Click here to read the Heritage Tourism in Nebraska report
Click here to read the Heritage Tourism in Nebraska 2011 study
LINCOLN — History's dusty image has a new golden glow.
Heritage tourism — the experience of visiting museums and historic sites — generates more than $196 million a year in Nebraska, according to a report released Wednesday.
Researchers studied the economic impact of visitors to historic sites and museums in 2011 and found it to be a large and growing component of the state's tourism industry.
The study found that more than 3,000 Nebraska jobs are supported by heritage tourism and that $16.4 million in state and local tax revenues are collected from it annually.
From Arbor Lodge in the southeast to Fort Robinson in the northwest, more than 220 museums and historic sites, nearly 500 historical markers and hundreds of preserved historic properties across the state provide a rich historic context for travelers, said Bob Puschendorf, associate director of the Nebraska State Historical Society and the state's deputy preservation officer.
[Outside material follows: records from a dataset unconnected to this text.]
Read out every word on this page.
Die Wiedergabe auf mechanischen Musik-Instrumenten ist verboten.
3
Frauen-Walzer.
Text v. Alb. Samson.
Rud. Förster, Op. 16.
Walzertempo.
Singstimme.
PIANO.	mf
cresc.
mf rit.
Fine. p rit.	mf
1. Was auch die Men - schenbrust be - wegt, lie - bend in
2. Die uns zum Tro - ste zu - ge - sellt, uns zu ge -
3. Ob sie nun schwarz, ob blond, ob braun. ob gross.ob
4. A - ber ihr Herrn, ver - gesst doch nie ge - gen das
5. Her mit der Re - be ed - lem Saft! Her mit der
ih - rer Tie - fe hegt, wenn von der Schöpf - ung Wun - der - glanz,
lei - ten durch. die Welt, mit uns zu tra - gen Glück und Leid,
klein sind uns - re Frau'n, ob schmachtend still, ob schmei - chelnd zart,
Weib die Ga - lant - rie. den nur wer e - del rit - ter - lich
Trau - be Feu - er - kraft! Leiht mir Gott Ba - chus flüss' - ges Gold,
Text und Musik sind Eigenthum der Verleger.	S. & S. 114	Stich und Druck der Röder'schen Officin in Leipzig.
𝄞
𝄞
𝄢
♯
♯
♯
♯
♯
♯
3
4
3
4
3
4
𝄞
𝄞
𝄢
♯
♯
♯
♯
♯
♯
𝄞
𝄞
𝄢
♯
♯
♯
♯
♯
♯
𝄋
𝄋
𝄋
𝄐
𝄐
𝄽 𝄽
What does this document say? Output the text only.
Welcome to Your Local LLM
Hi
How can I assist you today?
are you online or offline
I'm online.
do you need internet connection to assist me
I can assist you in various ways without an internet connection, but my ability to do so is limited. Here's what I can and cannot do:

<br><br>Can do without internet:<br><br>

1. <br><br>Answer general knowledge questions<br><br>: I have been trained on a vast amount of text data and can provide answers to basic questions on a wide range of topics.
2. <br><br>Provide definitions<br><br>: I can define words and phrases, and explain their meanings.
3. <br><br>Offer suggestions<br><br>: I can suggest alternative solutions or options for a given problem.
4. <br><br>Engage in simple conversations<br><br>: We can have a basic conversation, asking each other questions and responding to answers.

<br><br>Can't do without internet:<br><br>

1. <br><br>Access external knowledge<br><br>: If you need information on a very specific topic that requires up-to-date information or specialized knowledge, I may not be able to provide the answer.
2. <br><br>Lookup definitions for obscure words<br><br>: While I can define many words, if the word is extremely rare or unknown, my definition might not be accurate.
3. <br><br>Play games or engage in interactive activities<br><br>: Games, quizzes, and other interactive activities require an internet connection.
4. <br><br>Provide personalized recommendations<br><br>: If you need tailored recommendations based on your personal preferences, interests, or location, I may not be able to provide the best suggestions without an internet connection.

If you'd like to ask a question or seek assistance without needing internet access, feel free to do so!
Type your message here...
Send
“We always lament that we don't have mountains or oceans, but we've got a lot of good history,” he said.
Heritage tourism generates direct income, spending in communities, state and local taxes, gross state product and in-state wealth, Puschendorf said.
Heritage travelers take 50 percent longer trips than other travelers, travel longer distances in larger groups, spend nearly 2˝ times more than other travelers per overnight stay and often earn higher incomes, according to the Heritage Tourism in Nebraska report.
Such tourism also complements other types of travel destinations and activities, including wineries and vineyards, the spring sandhill crane migration and performing arts and arboretums, Puschendorf said.
Tourism in general is a significant slice of Nebraska's economy, ranking third in revenue generated from outside the state. Nebraska historic sites and museums attract about 3 million visitors annually, about 39 percent of them from outside the state.
“Now we can document the significant economic contributions of heritage tourism to the state,” said Kathy McKillip, director of the Nebraska Department of Economic Development's Division of Travel and Tourism. “We will see this impact.”
The report is the state's first comprehensive analysis of heritage tourism activity. Puschendorf said it is critical to preserve and enhance Nebraska's many historic sites and museums to capitalize on them.
The report highlights several heritage tourism programs as having great potential for promoting historic places. Among them were the Nebraska Passport program and the Visit Nebraska.gov website.
The report was prepared by University of Nebraska-Lincoln Bureau of Business Research and the National Trust for Historic Preservation. It was commissioned by the state historical society and the Travel and Tourism Division.
Funding for the report came from State Economic Development Department through federal funds from the U.S. Department of Housing and Urban Development's Community Development Block Grant program and a grant to the historical society from the U.S. Department of the Interior's National Park Service.
Recommendations included engaging communities as ambassadors of local history and culture, harnessing technology to promote locales and encouraging greater collaboration among museums and historic sites.
Puschendorf said local and state investments in heritage tourism help build pride and make Nebraska a better place to live, locate a business and visit.
“One of the neat economic-impact findings is that not only can a museum or historic site boost a local economy, but it bolsters the facilities themselves through greater admissions,” Puschendorf said.